The headline number flatters the story, but the operational shift is more important: discovery is getting cheaper and faster than remediation. Anthropic started in Firefox’s JavaScript engine and then widened the search across the codebase, deliberately choosing Firefox because it is both large and heavily scrutinised. In other words, the test case was not a neglected hobby project; it was one of the internet’s most attacked and most audited open-source applications. If an automated workflow can still surface dozens of issues there, the bottleneck moves downstream to triage, patch review, regression testing, and release management.

That asymmetry shows up inside Anthropic’s own results. Claude was far better at identifying potential vulnerabilities than producing working exploits. The team spent about $4,000 in API credits trying to generate proof-of-concept exploits and succeeded in only two cases, TechCrunch reports. For defenders, that sounds reassuring: the model can point to cracks without reliably weaponising them. For maintainers, it is a different kind of pressure. A tool that produces many plausible findings—some urgent, some wrong, some duplicates—can flood the same limited pool of humans who already do security triage on nights and weekends.
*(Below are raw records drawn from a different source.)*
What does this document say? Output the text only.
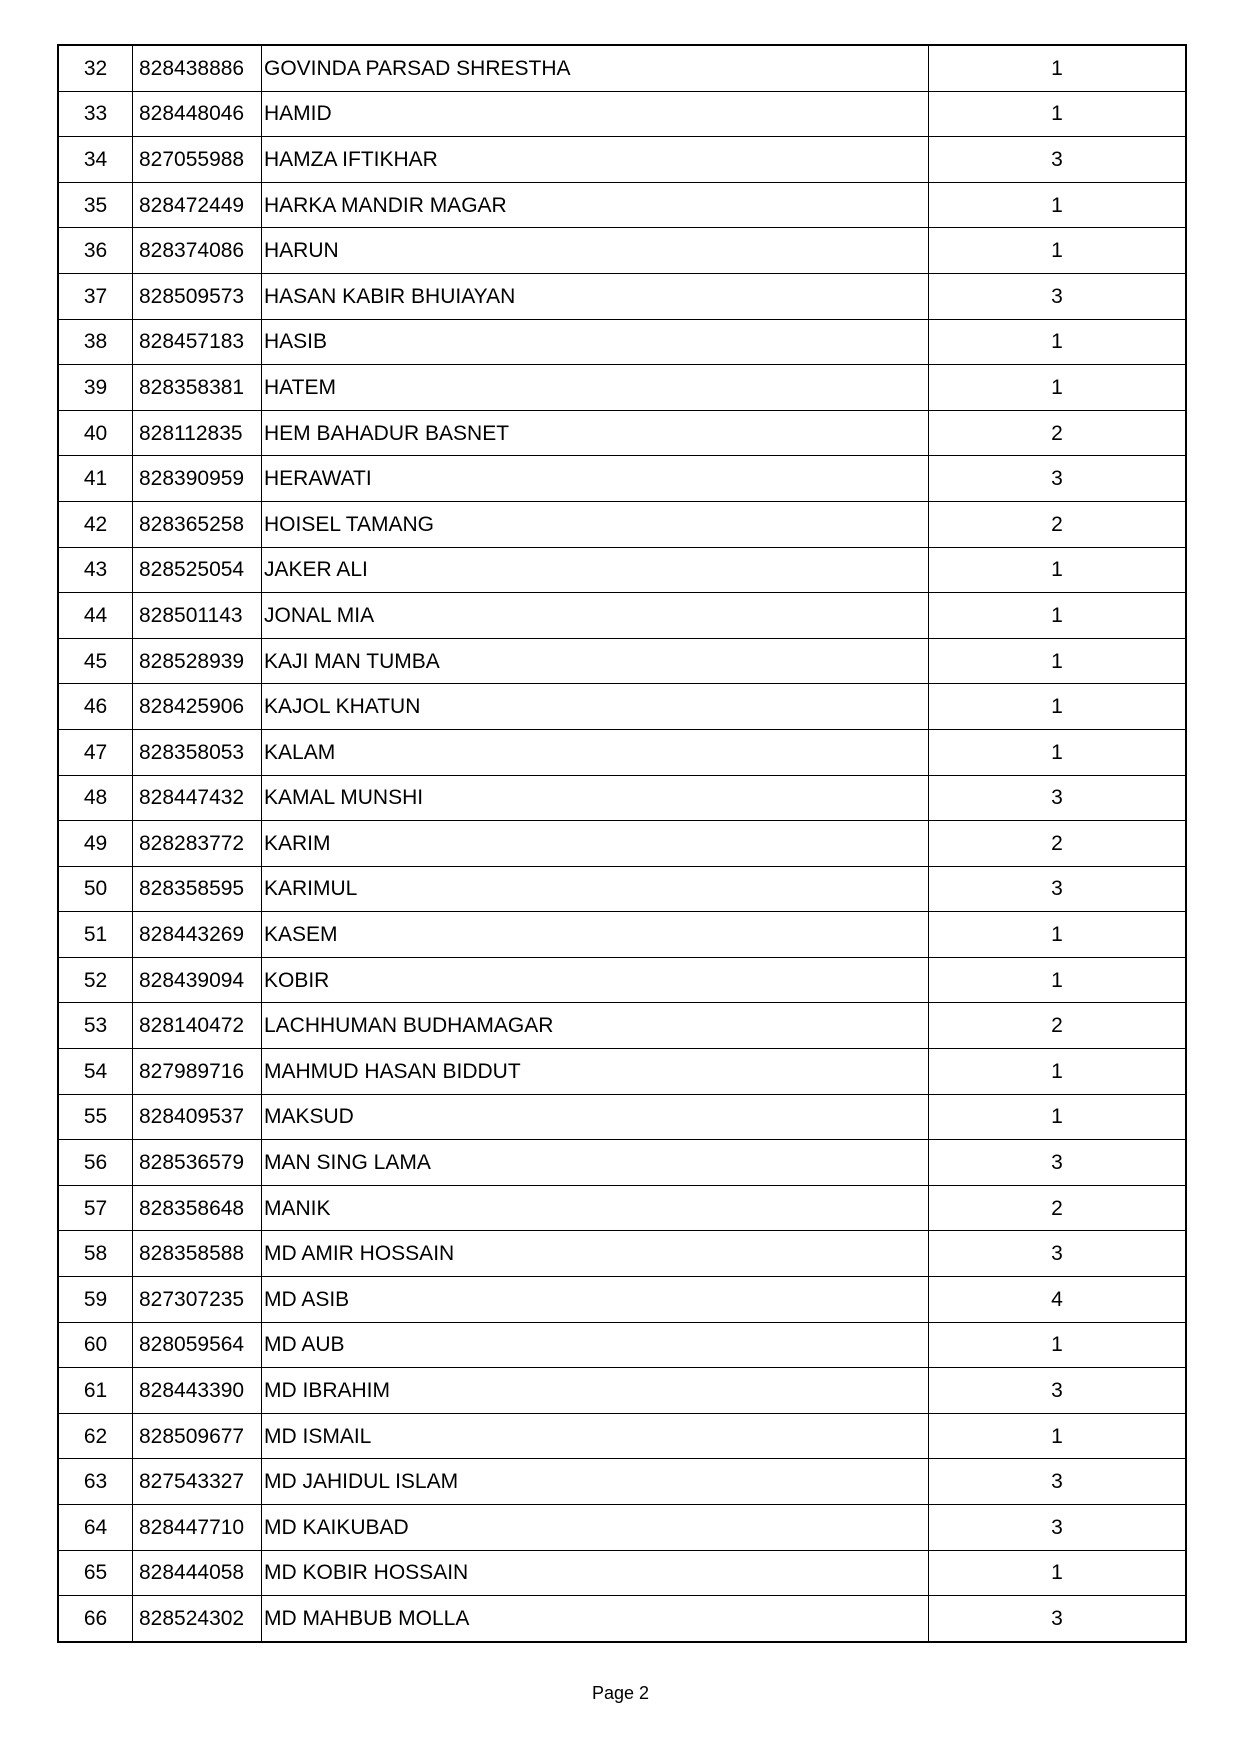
32	828438886	GOVINDA PARSAD SHRESTHA	1
33	828448046	HAMID	1
34	827055988	HAMZA IFTIKHAR	3
35	828472449	HARKA MANDIR MAGAR	1
36	828374086	HARUN	1
37	828509573	HASAN KABIR BHUIAYAN	3
38	828457183	HASIB	1
39	828358381	HATEM	1
40	828112835	HEM BAHADUR BASNET	2
41	828390959	HERAWATI	3
42	828365258	HOISEL TAMANG	2
43	828525054	JAKER ALI	1
44	828501143	JONAL MIA	1
45	828528939	KAJI MAN TUMBA	1
46	828425906	KAJOL KHATUN	1
47	828358053	KALAM	1
48	828447432	KAMAL MUNSHI	3
49	828283772	KARIM	2
50	828358595	KARIMUL	3
51	828443269	KASEM	1
52	828439094	KOBIR	1
53	828140472	LACHHUMAN BUDHAMAGAR	2
54	827989716	MAHMUD HASAN BIDDUT	1
55	828409537	MAKSUD	1
56	828536579	MAN SING LAMA	3
57	828358648	MANIK	2
58	828358588	MD AMIR HOSSAIN	3
59	827307235	MD ASIB	4
60	828059564	MD AUB	1
61	828443390	MD IBRAHIM	3
62	828509677	MD ISMAIL	1
63	827543327	MD JAHIDUL ISLAM	3
64	828447710	MD KAIKUBAD	3
65	828444058	MD KOBIR HOSSAIN	1
66	828524302	MD MAHBUB MOLLA	3
Page 2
Open-source security has always depended on a mismatch between the number of people who could report bugs and the number who can responsibly fix them. Lowering the cost of “bug discovery” shifts that mismatch from occasional spikes to a steady stream. It also changes incentives. If a project becomes known as “AI-scan friendly,” it may attract more automated reports, more noise, and more demands for rapid disclosure timelines—without any corresponding increase in patch capacity. Conversely, organisations running such tools may be tempted to treat security as a procurement line item: buy more scanning, assume risk goes down.

The attacker side of the ledger does not need the same workflow to benefit. Even if Claude struggled to write exploits, the same class of models can still automate code comprehension, identify suspicious patterns, and narrow the search space for humans who do exploit development for a living. When discovery scales and exploitation partly scales, the limiting factor becomes how quickly software teams can ship safe fixes without breaking everything else.

Firefox 148 absorbed most of the patches. The next question for maintainers is whether the two-week scan becomes a monthly routine—and what happens when the reports arrive faster than the releases.